范泰2  喪の礼に違う  

王忱おうしん、実は北伐したいとかも考えてた。

なので范泰はんたいに言っている。


「今、荊州けいしゅうの防備は万全。

 兵力も充実している。

 いよいよ北伐の声を上げるべきだ。


 殷覬いんがい殿の覇気は十分。

 彼に矛を持たせて前鋒に据えたい。

 そして范泰殿、あなた様には

 私が出陣したあとの留守を

 お願いしたいのだが、いかがだろう」


 范泰は答える。


「これまでの百年、多くの先賢が

 北伐に失敗してこられた。

 仮に北伐がなれば、

 確かに功績は尊かろう。


 しかしながら、私はそこに

 参与すべきでないと考える」


そうこうしている内に、王忱が病死。

話は立ち消えとなった。


その後司馬道子しばどうしより招聘を受け、

その相談役となった。

また中書侍郎に移る。


この頃司馬元顕しばげんけんが宮中で好き放題をし、

それに付き合いきれないと

宮廷内外の官吏たちは退職を申し出た。

これによって皇帝に上げるための

報告文作成をするものがいなくなり、

皇帝のもとに届くのは、

ただ司馬元顕からの報告のみとなる。


范泰、この状態を危ぶみ、司馬元顕に

「状況を改善すべきだ」と訴える。

しかし司馬元顕、聞く耳を持たない。


折しも父、范寧はんねいが死亡。

喪に服すため辞職、

合わせて父の陽遂ようすい鄉侯を継いだ。


桓玄かんげんが司馬元顕らを倒し、実権を握ると、

御史中丞、官僚の監視役である

祖台之そだいしに命じ、以下の三者が

喪中の振る舞いにしては

派手な暮らしをしている、と糾弾させた。

対象は范泰、王準之おうじゅんし司馬珣之しばしゅんし


そうして范泰、おそらく爵位を廢され、

京口けいこうに移されるのだった。




忱常有意立功,謂泰曰:「今城池既立,軍甲亦充,將欲掃除中原,以申宿昔之志。伯通意銳,當令擁戈前驅。以君持重,欲相委留事,何如?」泰曰:「百年逋寇,前賢挫屈者多矣。功名雖貴,鄙生所不敢謀。」會忱病卒。召泰為驃騎諮議參軍,遷中書侍郎。時會稽王世子元顯專權,內外百官請假,不復表聞,唯籤元顯而已。泰建言以為非宜,元顯不納。父憂去職,襲爵陽遂鄉侯。桓玄輔晉,使御史中丞祖台之奏泰及前司徒左長史王準之、輔國將軍司馬珣之並居喪無禮,泰坐廢徙丹徒。

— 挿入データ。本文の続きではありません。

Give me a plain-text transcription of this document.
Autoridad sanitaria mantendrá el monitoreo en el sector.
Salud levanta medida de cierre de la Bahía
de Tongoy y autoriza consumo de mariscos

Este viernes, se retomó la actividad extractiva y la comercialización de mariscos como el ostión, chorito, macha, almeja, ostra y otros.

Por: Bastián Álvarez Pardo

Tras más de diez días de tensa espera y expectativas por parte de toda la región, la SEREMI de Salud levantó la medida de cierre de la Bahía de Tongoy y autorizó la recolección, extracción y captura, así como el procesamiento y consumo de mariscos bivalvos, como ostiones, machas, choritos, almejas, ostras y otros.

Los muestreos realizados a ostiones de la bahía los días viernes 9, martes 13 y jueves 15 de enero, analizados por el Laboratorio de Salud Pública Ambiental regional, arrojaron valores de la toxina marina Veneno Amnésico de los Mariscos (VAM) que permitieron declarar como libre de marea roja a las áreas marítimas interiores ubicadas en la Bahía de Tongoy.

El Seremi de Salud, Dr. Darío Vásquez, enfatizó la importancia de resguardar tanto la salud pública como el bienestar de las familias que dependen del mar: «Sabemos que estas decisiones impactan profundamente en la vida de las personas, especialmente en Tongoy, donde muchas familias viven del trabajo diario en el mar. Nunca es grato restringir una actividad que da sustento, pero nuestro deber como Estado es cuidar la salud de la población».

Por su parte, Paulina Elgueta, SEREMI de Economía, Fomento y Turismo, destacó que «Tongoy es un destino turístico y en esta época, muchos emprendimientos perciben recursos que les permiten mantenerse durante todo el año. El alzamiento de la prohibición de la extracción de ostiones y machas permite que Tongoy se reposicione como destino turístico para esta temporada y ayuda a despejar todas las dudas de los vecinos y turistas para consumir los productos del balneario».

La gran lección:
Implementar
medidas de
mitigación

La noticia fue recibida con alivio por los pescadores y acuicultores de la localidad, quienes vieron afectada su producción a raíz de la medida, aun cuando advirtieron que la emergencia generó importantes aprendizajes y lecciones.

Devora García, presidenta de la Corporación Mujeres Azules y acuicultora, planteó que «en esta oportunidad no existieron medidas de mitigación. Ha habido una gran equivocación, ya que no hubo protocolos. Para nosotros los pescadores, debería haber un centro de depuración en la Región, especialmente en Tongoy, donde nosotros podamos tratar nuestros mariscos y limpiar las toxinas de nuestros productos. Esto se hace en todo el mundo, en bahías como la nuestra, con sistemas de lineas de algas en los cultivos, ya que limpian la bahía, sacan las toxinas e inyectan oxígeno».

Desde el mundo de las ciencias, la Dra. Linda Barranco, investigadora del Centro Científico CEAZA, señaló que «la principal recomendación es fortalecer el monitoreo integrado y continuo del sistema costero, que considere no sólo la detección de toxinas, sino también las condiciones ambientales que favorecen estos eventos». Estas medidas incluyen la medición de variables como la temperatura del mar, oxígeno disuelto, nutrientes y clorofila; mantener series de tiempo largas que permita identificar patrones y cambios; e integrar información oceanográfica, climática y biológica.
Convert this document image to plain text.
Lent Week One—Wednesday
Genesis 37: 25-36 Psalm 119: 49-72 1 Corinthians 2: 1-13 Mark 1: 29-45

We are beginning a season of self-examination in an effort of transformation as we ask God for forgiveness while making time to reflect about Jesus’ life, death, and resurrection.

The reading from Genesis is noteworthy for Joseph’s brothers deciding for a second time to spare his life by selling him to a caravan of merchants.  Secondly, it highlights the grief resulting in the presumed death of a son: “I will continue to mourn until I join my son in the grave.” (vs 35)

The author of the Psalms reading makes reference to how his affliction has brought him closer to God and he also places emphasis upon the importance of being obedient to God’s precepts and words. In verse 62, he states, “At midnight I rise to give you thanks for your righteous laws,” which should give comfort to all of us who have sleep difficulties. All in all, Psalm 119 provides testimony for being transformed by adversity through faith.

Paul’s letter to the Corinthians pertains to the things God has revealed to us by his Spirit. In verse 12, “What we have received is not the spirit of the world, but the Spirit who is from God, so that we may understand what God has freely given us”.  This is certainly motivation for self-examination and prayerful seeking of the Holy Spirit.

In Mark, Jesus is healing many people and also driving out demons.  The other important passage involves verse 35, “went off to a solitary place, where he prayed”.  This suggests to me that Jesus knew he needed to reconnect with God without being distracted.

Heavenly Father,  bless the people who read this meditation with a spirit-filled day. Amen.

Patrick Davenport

忱は常に立功の意を有し、泰に謂いて曰く:「今、城池は既に立ち、軍甲も亦た充ち、將に中原を掃除し、以て宿昔の志を申ぜるを欲す。伯通が意は銳く、當に令し戈を擁し前驅せしむるべし。君が重きを持ちたるを以て、相い留事を委ねんと欲したるは何如?」と。泰は曰く:「百年の逋寇、前賢に挫屈せる者は多し。功名は貴なると雖ど、鄙生には敢えて謀らざる所ならん」と。忱の病卒に會う。泰を召し驃騎諮議參軍と為し、中書侍郎に遷ず。時の會稽王の世子の元顯は權を專とし、內外の百官は假を請い、表聞を復びとせず、唯だ元顯が籤じたるのみ。泰は建言し「宜しきに非ざらん」と以為いたるも、元顯は納めず。父の憂にて職を去り、陽遂鄉侯を襲爵す。桓玄の晉を輔せるに、御史中丞の祖台之をして泰、及び前の司徒左長史の王準之、輔國將軍の司馬珣之の並べて喪に居せど禮無きを奏ぜしめ、泰は坐して廢され丹徒に徙る。


(宋書60-2_仇隟)




王忱がなんか面白いこと言ってますね。范泰、よく止めた。


司馬元顕にも、桓玄にも疎まれていたっぽい印象はあります。太原王氏と姻戚になれるくらいの家柄なので、謝氏あたりとも姻戚にはなってたりするんですよね(范泰の娘が謝述しゃじゅつの妻)。あと、こういうタイミングで京口に飛ばされたってことは、ここで劉裕りゅうゆうらとも繋がったのかもしれないですね。